The
Way of the Human Being. 1999. ..the deepest meaning of Native America
The
Way of the Human Being. By Calvin Luther Martin. Yale
University Press, New Haven (1999) - xii,235 pages. Size: 8-1/2 Inches. Hard
cover. Dust jacket. Inscribed/signed on
the front end page by the author to Mike. Re: “Michael McGiffert, College of
William and Mary.” Overall very good condition.
- - - Co-winner of the Fifth Anne Izard Storytellers’
Choice Award sponsored by the Westchester County Library System.
From Native Americans, Europeans
learned about corn and beans, toboggans and canoes, and finding their way
around an unfamiliar landscape. Yet the Europeans learned what they wished to
learn—not necessarily what the natives actually meant by their stories and
their lives—says Calvin Luther Martin in this unique and powerfully insightful
book.

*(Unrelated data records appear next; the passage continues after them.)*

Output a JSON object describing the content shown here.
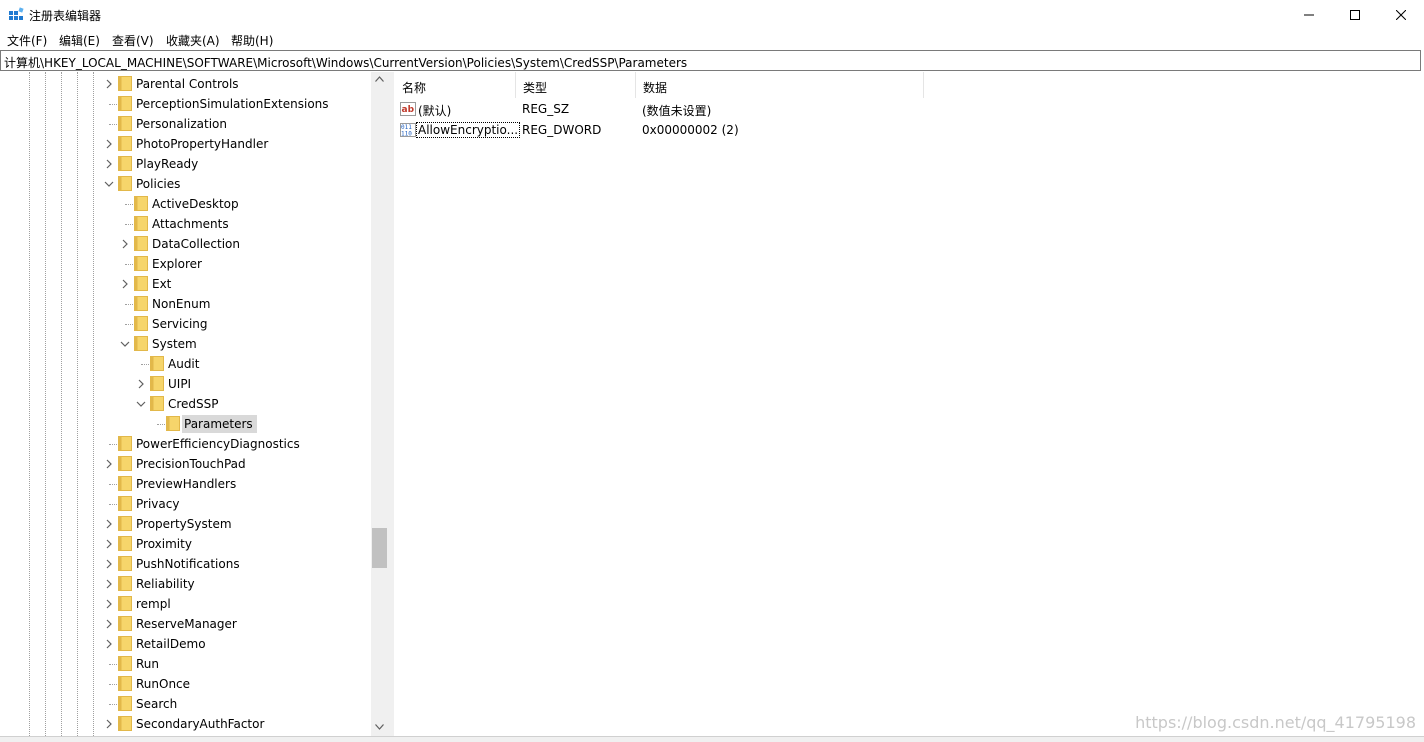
{
  "window": {
    "title": "注册表编辑器",
    "minimize_icon": "minimize-icon",
    "maximize_icon": "maximize-icon",
    "close_icon": "close-icon"
  },
  "menu": {
    "items": [
      "文件(F)",
      "编辑(E)",
      "查看(V)",
      "收藏夹(A)",
      "帮助(H)"
    ]
  },
  "address": {
    "path": "计算机\\HKEY_LOCAL_MACHINE\\SOFTWARE\\Microsoft\\Windows\\CurrentVersion\\Policies\\System\\CredSSP\\Parameters"
  },
  "tree": {
    "nodes": [
      {
        "label": "Parental Controls",
        "expander": "collapsed"
      },
      {
        "label": "PerceptionSimulationExtensions",
        "expander": "none"
      },
      {
        "label": "Personalization",
        "expander": "none"
      },
      {
        "label": "PhotoPropertyHandler",
        "expander": "collapsed"
      },
      {
        "label": "PlayReady",
        "expander": "collapsed"
      },
      {
        "label": "Policies",
        "expander": "expanded"
      },
      {
        "label": "ActiveDesktop",
        "expander": "none"
      },
      {
        "label": "Attachments",
        "expander": "none"
      },
      {
        "label": "DataCollection",
        "expander": "collapsed"
      },
      {
        "label": "Explorer",
        "expander": "none"
      },
      {
        "label": "Ext",
        "expander": "collapsed"
      },
      {
        "label": "NonEnum",
        "expander": "none"
      },
      {
        "label": "Servicing",
        "expander": "none"
      },
      {
        "label": "System",
        "expander": "expanded"
      },
      {
        "label": "Audit",
        "expander": "none"
      },
      {
        "label": "UIPI",
        "expander": "collapsed"
      },
      {
        "label": "CredSSP",
        "expander": "expanded"
      },
      {
        "label": "Parameters",
        "expander": "none",
        "selected": true
      },
      {
        "label": "PowerEfficiencyDiagnostics",
        "expander": "none"
      },
      {
        "label": "PrecisionTouchPad",
        "expander": "collapsed"
      },
      {
        "label": "PreviewHandlers",
        "expander": "none"
      },
      {
        "label": "Privacy",
        "expander": "none"
      },
      {
        "label": "PropertySystem",
        "expander": "collapsed"
      },
      {
        "label": "Proximity",
        "expander": "collapsed"
      },
      {
        "label": "PushNotifications",
        "expander": "collapsed"
      },
      {
        "label": "Reliability",
        "expander": "collapsed"
      },
      {
        "label": "rempl",
        "expander": "collapsed"
      },
      {
        "label": "ReserveManager",
        "expander": "collapsed"
      },
      {
        "label": "RetailDemo",
        "expander": "collapsed"
      },
      {
        "label": "Run",
        "expander": "none"
      },
      {
        "label": "RunOnce",
        "expander": "none"
      },
      {
        "label": "Search",
        "expander": "none"
      },
      {
        "label": "SecondaryAuthFactor",
        "expander": "collapsed"
      }
    ]
  },
  "list": {
    "columns": [
      "名称",
      "类型",
      "数据"
    ],
    "rows": [
      {
        "icon": "string-value-icon",
        "name": "(默认)",
        "type": "REG_SZ",
        "data": "(数值未设置)"
      },
      {
        "icon": "binary-value-icon",
        "name": "AllowEncryptio...",
        "type": "REG_DWORD",
        "data": "0x00000002 (2)"
      }
    ]
  },
  "watermark": "https://blog.csdn.net/qq_41795198",
  "colors": {
    "folder": "#f6d56b",
    "folder_dark": "#e2b84a",
    "selection": "#d9d9d9"
  }
}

By focusing on their own questions, Martin observes, those arriving in
the New World have failed to grasp the deepest meaning of Native America.
Drawing on his own experiences
with native people and on their stories, Martin brings us to a new conceptual
landscape—the myth world that seems unfamiliar and strange to those accustomed
to western ways of thinking. He shows how native people understand the world
and how human beings can and should conduct themselves within it. Taking up the
profound philosophical challenge of the Native American “way of the human
being,”
Martin leads us to rethink our
entire sense of what is real and how we know the real.